Refusé en 1995 malgré un énorme cachet, un vrai retour de The Mask refait surface. Et, cette fois, les bonnes personnes semblent enfin alignées.
En bref
- Jim Carrey avait refusé une suite en 1995
- The Mask 2 n’est pas lancé, mais redevient possible
- Carrey reste la condition centrale du projet
Trente et un ans après, le plus étonnant avec The Mask, c’est peut-être ça : ce film n’a jamais eu de vraie suite. Et pourtant, Hollywood avait tenté le coup presque immédiatement.
Une suite existait presque dès 1995
Quand The Mask sort en 1994, le film explose.

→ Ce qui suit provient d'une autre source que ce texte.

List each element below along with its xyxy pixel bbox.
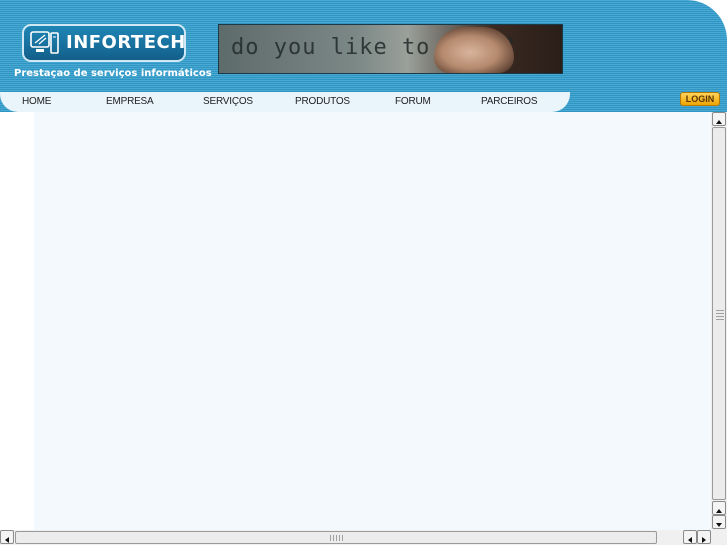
scroll-up-button[interactable] [712, 112, 726, 126]
scroll-up-button-lower[interactable] [712, 501, 726, 515]
nav-item-empresa[interactable]: EMPRESA [106, 96, 154, 107]
vertical-scrollbar[interactable] [711, 112, 727, 530]
arrow-left-icon [5, 537, 9, 543]
tagline: Prestaçao de serviços informáticos [14, 68, 212, 79]
nav-item-parceiros[interactable]: PARCEIROS [481, 96, 538, 107]
nav-item-forum[interactable]: FORUM [395, 96, 431, 107]
scroll-left-button[interactable] [0, 530, 14, 544]
arrow-left-icon [688, 537, 692, 543]
nav-item-servicos[interactable]: SERVIÇOS [203, 96, 253, 107]
scroll-down-button[interactable] [712, 515, 726, 529]
logo-text: INFORTECH [66, 32, 186, 53]
arrow-right-icon [702, 537, 706, 543]
main-nav: HOME EMPRESA SERVIÇOS PRODUTOS FORUM PAR… [0, 92, 570, 112]
main-content-area [34, 112, 711, 530]
grip-icon [716, 308, 724, 320]
banner-photo [434, 27, 514, 73]
horizontal-scrollbar[interactable] [0, 530, 727, 545]
nav-item-home[interactable]: HOME [22, 96, 51, 107]
scroll-right-button[interactable] [697, 530, 711, 544]
logo[interactable]: INFORTECH [22, 24, 186, 62]
scroll-left-button-right[interactable] [683, 530, 697, 544]
login-button[interactable]: LOGIN [680, 92, 720, 106]
nav-item-produtos[interactable]: PRODUTOS [295, 96, 350, 107]
grip-icon [330, 535, 344, 541]
computer-monitor-icon [30, 31, 59, 54]
horizontal-scroll-thumb[interactable] [15, 531, 657, 544]
vertical-scroll-thumb[interactable] [712, 127, 726, 500]
promo-banner[interactable]: do you like to play? [218, 24, 563, 74]
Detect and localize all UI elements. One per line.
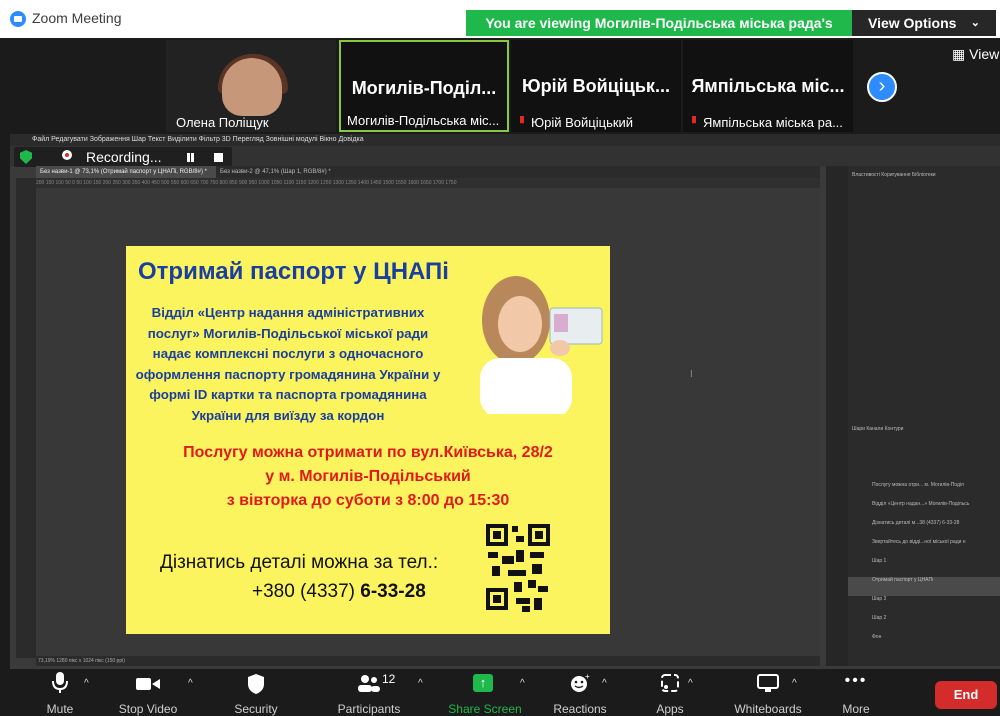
view-options-label: View Options — [868, 15, 957, 31]
ps-tab-active: Без назви-1 @ 73,1% (Отримай паспорт у Ц… — [36, 166, 216, 178]
woman-holding-id-card-image — [446, 262, 610, 414]
more-label: More — [842, 702, 870, 716]
ps-layers-list: Послугу можна отри... м. Могилів-Поділ В… — [848, 482, 1000, 653]
ps-layer-row[interactable]: Відділ «Центр надан...» Могилів-Подільсь — [848, 501, 1000, 520]
viewing-screen-banner: You are viewing Могилів-Подільська міськ… — [466, 10, 852, 57]
participants-count: 12 — [382, 672, 396, 686]
view-label: View — [969, 46, 1000, 62]
whiteboards-label: Whiteboards — [734, 702, 802, 716]
mute-button[interactable]: ^ Mute — [38, 672, 89, 716]
ps-layer-row[interactable]: Послугу можна отри... м. Могилів-Поділ — [848, 482, 1000, 501]
ps-layer-row[interactable]: Шар 3 — [848, 596, 1000, 615]
poster-hours-line: з вівторка до суботи з 8:00 до 15:30 — [226, 492, 510, 509]
security-button[interactable]: Security — [226, 672, 286, 716]
end-meeting-button[interactable]: End — [935, 681, 997, 709]
participants-label: Participants — [337, 702, 401, 716]
zoom-logo-icon — [10, 11, 26, 27]
participant-name-big: Могилів-Поділ... — [351, 78, 497, 98]
poster-title: Отримай паспорт у ЦНАПі — [138, 258, 449, 285]
security-label: Security — [234, 702, 278, 716]
participant-tile[interactable]: Ямпільська міс... Ямпільська міська ра..… — [683, 40, 853, 132]
phone-number: 6-33-28 — [360, 581, 426, 602]
chevron-up-icon[interactable]: ^ — [520, 678, 525, 689]
app-title: Zoom Meeting — [32, 10, 122, 26]
participant-video-face — [222, 58, 282, 116]
apps-icon — [661, 674, 679, 692]
reactions-button[interactable]: + ^ Reactions — [546, 672, 614, 716]
muted-mic-icon — [692, 116, 696, 124]
participant-name-big: Юрій Войціцьк... — [522, 76, 670, 96]
participant-name: Могилів-Подільська міс... — [347, 113, 500, 128]
more-button[interactable]: ••• More — [836, 672, 876, 716]
stop-video-button[interactable]: ^ Stop Video — [118, 672, 193, 716]
share-screen-button[interactable]: ↑ ^ Share Screen — [448, 672, 525, 716]
stop-video-label: Stop Video — [118, 702, 178, 716]
ps-tab: Без назви-2 @ 47,1% (Шар 1, RGB/8#) * — [220, 169, 331, 175]
ps-right-panels: Властивості Коригування Бібліотеки Шари … — [848, 166, 1000, 666]
ps-status-bar: 73,19% 1280 пікс х 1024 пікс (150 ppi) — [36, 656, 820, 666]
poster-city-line: у м. Могилів-Подільський — [265, 468, 471, 485]
ps-panel-strip — [826, 166, 848, 666]
participant-name-row: Ямпільська міська ра... — [689, 115, 843, 130]
share-screen-label: Share Screen — [448, 702, 522, 716]
poster-description: Відділ «Центр надання адміністративних п… — [135, 305, 441, 423]
poster-address-hours: Послугу можна отримати по вул.Київська, … — [130, 441, 606, 513]
more-dots-icon: ••• — [844, 672, 868, 689]
participant-name-row: Юрій Войціцький — [517, 115, 633, 130]
participant-tile[interactable]: Юрій Войціцьк... Юрій Войціцький — [511, 40, 681, 132]
view-options-button[interactable]: View Options ⌄ — [852, 10, 996, 36]
poster-phone: +380 (4337) 6-33-28 — [252, 581, 426, 603]
chevron-up-icon[interactable]: ^ — [792, 678, 797, 689]
ps-layers-tabs: Шари Канали Контури — [852, 426, 904, 432]
muted-mic-icon — [520, 116, 524, 124]
ps-layer-row[interactable]: Фон — [848, 634, 1000, 653]
participant-name: Олена Поліщук — [176, 115, 269, 130]
ps-layer-row-selected[interactable]: Отримай паспорт у ЦНАПі — [848, 577, 1000, 596]
ps-menu-bar: Файл Редагувати Зображення Шар Текст Вид… — [10, 134, 1000, 146]
qr-code-icon — [486, 522, 550, 614]
shield-icon — [248, 674, 264, 694]
record-icon — [62, 150, 72, 160]
recording-label: Recording... — [86, 149, 162, 165]
phone-prefix: +380 (4337) — [252, 581, 355, 602]
view-button[interactable]: ▦ View — [952, 46, 999, 63]
microphone-icon — [52, 672, 68, 693]
chevron-up-icon[interactable]: ^ — [418, 678, 423, 689]
participant-name: Юрій Войціцький — [531, 115, 634, 130]
chevron-down-icon: ⌄ — [970, 17, 980, 29]
chevron-up-icon[interactable]: ^ — [188, 678, 193, 689]
mute-label: Mute — [46, 702, 74, 716]
svg-text:+: + — [585, 673, 590, 681]
participant-name: Ямпільська міська ра... — [703, 115, 843, 130]
participant-tile-active-speaker[interactable]: Могилів-Поділ... Могилів-Подільська міс.… — [339, 40, 509, 132]
text-cursor-icon: I — [690, 369, 693, 380]
apps-label: Apps — [656, 702, 684, 716]
whiteboard-icon — [757, 674, 779, 692]
smiley-icon: + — [571, 672, 590, 692]
apps-button[interactable]: ^ Apps — [640, 672, 700, 716]
ps-properties-tabs: Властивості Коригування Бібліотеки — [852, 172, 936, 178]
share-arrow-icon: ↑ — [473, 674, 493, 692]
ps-layer-row[interactable]: Шар 1 — [848, 558, 1000, 577]
participant-name-big: Ямпільська міс... — [691, 76, 845, 96]
chevron-up-icon[interactable]: ^ — [84, 678, 89, 689]
ps-layer-row[interactable]: Дізнатись деталі м...38 (4337) 6-33-28 — [848, 520, 1000, 539]
chevron-up-icon[interactable]: ^ — [688, 678, 693, 689]
whiteboards-button[interactable]: ^ Whiteboards — [730, 672, 806, 716]
ps-layer-row[interactable]: Шар 2 — [848, 615, 1000, 634]
poster-address-line: Послугу можна отримати по вул.Київська, … — [183, 444, 553, 461]
reactions-label: Reactions — [553, 702, 607, 716]
ps-layer-row[interactable]: Звертайтесь до відді...ної міської ради … — [848, 539, 1000, 558]
participants-button[interactable]: 12 ^ Participants — [326, 672, 423, 716]
chevron-up-icon[interactable]: ^ — [602, 678, 607, 689]
grid-icon: ▦ — [952, 46, 966, 62]
next-page-button[interactable]: › — [867, 72, 897, 102]
video-camera-icon — [136, 678, 160, 690]
participants-icon — [358, 675, 380, 692]
ps-tools-panel — [16, 178, 36, 658]
stop-recording-button[interactable] — [214, 153, 223, 162]
ps-ruler: 200 150 100 50 0 50 100 150 200 250 300 … — [36, 178, 820, 188]
pause-recording-button[interactable] — [187, 153, 194, 162]
poster-details-label: Дізнатись деталі можна за тел.: — [160, 552, 439, 573]
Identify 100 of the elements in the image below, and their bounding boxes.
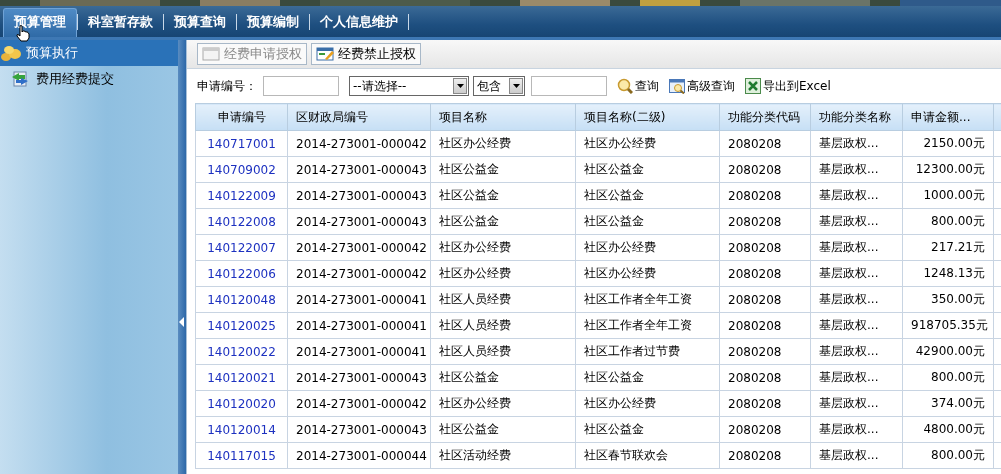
nav-tab[interactable]: 科室暂存款 <box>78 9 163 37</box>
table-cell: 2014-273001-000043 <box>287 364 431 391</box>
spreadsheet-icon <box>745 78 761 94</box>
table-cell: 1248.13元 <box>902 260 994 287</box>
table-cell: 基层政权... <box>810 182 903 209</box>
table-cell: 2014-273001-000043 <box>287 182 431 209</box>
link[interactable]: 140122007 <box>195 234 288 261</box>
table-cell: 1000.00元 <box>902 182 994 209</box>
table-cell: 社区工作者全年工资 <box>575 286 720 313</box>
table-cell: 社区办公经费 <box>575 260 720 287</box>
table-cell: 2014-273001-000043 <box>287 208 431 235</box>
field-label: 申请编号： <box>197 77 257 95</box>
table-cell: 基层政权... <box>810 234 903 261</box>
toolbar-link[interactable]: 导出到Excel <box>745 77 831 95</box>
table-cell: 800.00元 <box>902 208 994 235</box>
table-cell: 2080208 <box>719 130 811 157</box>
table-cell: 2080208 <box>719 234 811 261</box>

L’histoire de Stanley Ipkiss, employé de banque timide transformé par un masque magique en version incontrôlable de lui-même, rapporte environ 326 millions d’euros (352 millions de dollars) dans le monde. Le long-métrage installe encore plus Jim Carrey, et propulse aussi Cameron Diaz.
Dans la foulée, une suite est proposée à Jim Carrey. Montant de l’offre, environ 9 millions d’euros (10 millions de dollars). Une somme énorme à l’époque, surtout pour un film qui semblait appeler un deuxième volet presque automatiquement. Sauf que l’acteur refuse.
Face à Barbara Walters en 1995, il explique qu’incarner à nouveau un personnage qu’il a déjà joué ne représente plus un défi créatif. Vu d’aujourd’hui, la décision peut surprendre. Mais son timing compte beaucoup : après Ace Ventura, The Mask et Dumb and Dumber, Carrey pouvait choisir. Et ce choix a clairement élargi sa carrière au lieu de l’enfermer.
Le faux prolongement a surtout confirmé une chose
La franchise a bien tenté de survivre sans lui. En 2005, Son of the Mask prend une autre voie, avec un spin-off centré sur un bébé né avec les pouvoirs du masque. Résultat ? Le film rapporte seulement environ 56 millions d’euros (60 millions de dollars) pour un budget estimé entre environ 78 et 93 millions d’euros (84 à 100 millions de dollars). Difficile de faire plus clair. Ce que beaucoup voyaient comme une marque exploitable seule reposait en réalité sur quelque chose de plus précis: la présence de Jim Carrey, son énergie physique, ses grimaces, son sens du chaos cartoon.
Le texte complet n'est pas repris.